Combinatorial Synthesis of Tetrasubstituted Alkenes and Related Compounds with Potential Anticancer Activity

Objective: In search of efficient anticancer agents, we aimed at the design and synthesis of a library of tetrasubstituted alkenes. These are structural analogues of tamoxifen, one of the widely used anticancer therapeutics. Methods: Our small organic compound library was prepared via a chemical synthesis in the solution using the Larock three-component coupling reaction, which is known to tolerate diverse functional groups. Further, we have integrated this synthetic approach to four- and fivecomponent alkene assembly by using Sonogashira coupling, A3 and AHA reactions. The final products were isolated through preparative LC/MS station and characterized by NMR, MS, and X-ray crystallography.
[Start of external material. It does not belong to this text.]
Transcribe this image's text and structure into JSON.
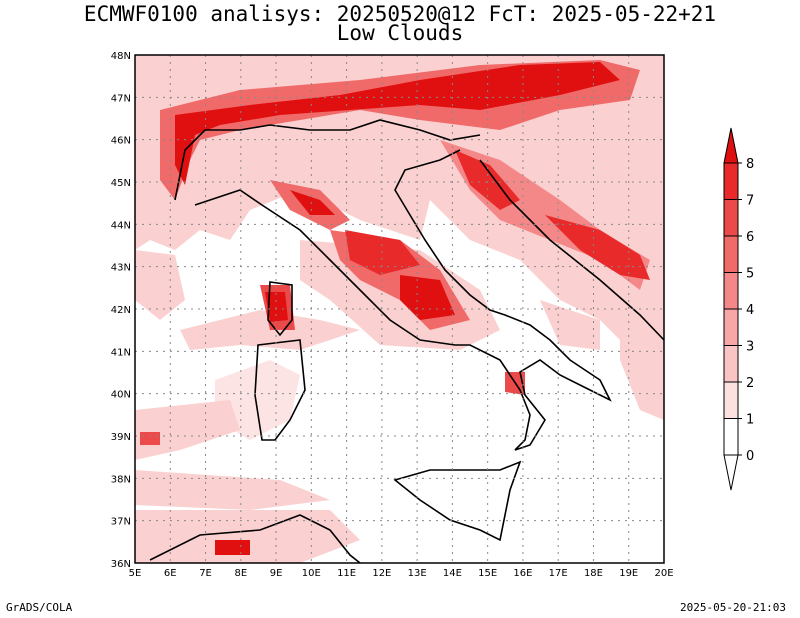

The biological activity of all novel compounds was tested by luciferase reporter assays against estrogen receptor (ER) and androgen receptor (AR). Results and Discussion: Our combinatorial synthetic approach was based on structurally diverse internal alkynes, arylboronic acids and aryl halides. After experiment optimization a "one-pot" single synthetic procedure was developed. This allowed us to prepare a small-sized screening library of novel tetrasubstituted alkenes quickly and efficiently without laborious intermediate isolation. In most cases, we isolated the final product as a single isomer, and in selected cases, we confirmed their chemical structure via X-ray crystallography. High throughput screening of the novel tetrasubstituted alkenes revealed a dozen hits with predominant agonistic ERα- and antagonistic AR-activity in the micromolar range. Conclusion: The proposed combinatorial approach is applicable for the synthesis of diversified organic compound libraries and for the discovery of new tamoxifen analogues with an improved therapeutic profile.